I understand that many of you won't share my views on this subject, and probably some of you will absolutely loathe this video, especially if I've gone after any of your sacred cows, but if that is the case the least I can ask is that you follow up on the links provided in the end credits. Everything in the song is based on something I read and was persuaded by, and based on the principle that rational free inquiry is worth defending against those who would tear it down. This philosophy of science and its insights into the nature of the universe is shared by many who call themselves skeptics, atheists, rationalists, secular humanists, etc. In fact, New Humanist Magazine put the video in their blog with this review: "From now on when someone asks us what we stand for, we might just tell them to start by watching this." So it seems I have become a spokesman for my intellectual kin, and I'm okay with that. At the very least it has given me the chance to connect and work with some inspiring and creative people. If you want to see Tommy's animation in all of its high definition glory, try watching it on facebook.



So now for the less-incendiary bit of news: tomorrow I'm on my way to Egypt for a series of performances! The trip is part of a UK initiative to bring politically-engaged drama to Egypt, which means the hip-hop play I co-wrote with Dizraeli a few years ago, The Rebel Cell, is about to have its Middle Eastern and African debut. Tomorrow morning Mr Simmonds and I will fly to Cairo for our show there on Saturday, and the following week we'll be doing the tourist thing in Israel. If this is the first you've heard of the Rebel Cell then you must be new to my newsletters, since we performed it at the Edinburgh Fringe in both 2008 and 2009, won several awards, and this September we'll be launching an eight-week tour of UK theatres with the show. Here's some more info if you're curious: Click Here.

One of the most interesting twists in the ongoing saga of the Rebel Cell is not that we've got a gig coming up in Egypt, but that Dizraeli has undertaken to do the tour without flying as a form of climate change activism. We've had discussions in the past about performing in North America, Australia, etc, but his refusal to fly has so far restricted our performances to the UK and Ireland (to my occasional frustration, I admit). This time, however, he mapped out an overland course and recruited a documentary film-maker friend to join him, and they are making a film about the consequences of having an environmental conscience if you're a performing artist, taking trains and buses on a ten-day journey each way. Last I heard they were in Istanbul, so they must be nearing Syria by now.

And what about me? Don't I have an environmental conscience?

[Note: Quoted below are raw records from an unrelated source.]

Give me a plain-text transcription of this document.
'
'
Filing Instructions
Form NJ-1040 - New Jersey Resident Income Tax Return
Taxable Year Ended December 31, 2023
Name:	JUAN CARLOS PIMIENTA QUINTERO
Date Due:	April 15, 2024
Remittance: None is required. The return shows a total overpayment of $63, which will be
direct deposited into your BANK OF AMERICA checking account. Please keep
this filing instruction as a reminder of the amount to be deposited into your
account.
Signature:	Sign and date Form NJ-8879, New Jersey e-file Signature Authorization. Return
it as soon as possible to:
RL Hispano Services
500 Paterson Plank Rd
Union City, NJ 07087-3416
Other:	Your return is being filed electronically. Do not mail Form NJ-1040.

Of course I do, but I choose to fly because I find it necessary for the advancement of my career, and because life is short and the world is large (and before you judge, ask yourself what you are willing to personally sacrifice for your environmental conscience). I also fly because my political philosophy is more towards institutionalized solutions, participatory democracy, cap-and-trade agreements, carbon taxes, etc, and less towards individual activism, especially when it comes to collective-action problems on the scale of global warming. What's interesting is that this precise philosophical debate is the subject of the book The Rebel Sell by Joseph Heath and Andrew Potter, which itself was partially the inspiration for the writing of the Rebel Cell, and in the play Dizraeli's character and my character fight the debate out in several rounds of politically-charged rap battling. But in the play we play ourselves five years in the future, with frequent flash-backs to the semi-autobiographical present, which means the play continually absorbs and mirrors the real trajectories of our parallel hip-hop careers, as art imitates life imitating art.

At this point, however, I have flown from Vancouver to Hawaii to Vancouver to London to Vancouver to Sydney to Adelaide to Canberra to Vancouver to London and tomorrow to Cairo, and that's just in 2010! So I wouldn't be surprised if this little episode and its points of contention end up in the next re-write of the play : )

In the meantime, wish us luck in the cradle of civilization. I'm going to see the pyramids!

1 comment:

Enrique Haro said...

This stuff is great. Can you pls post the complete lyrics?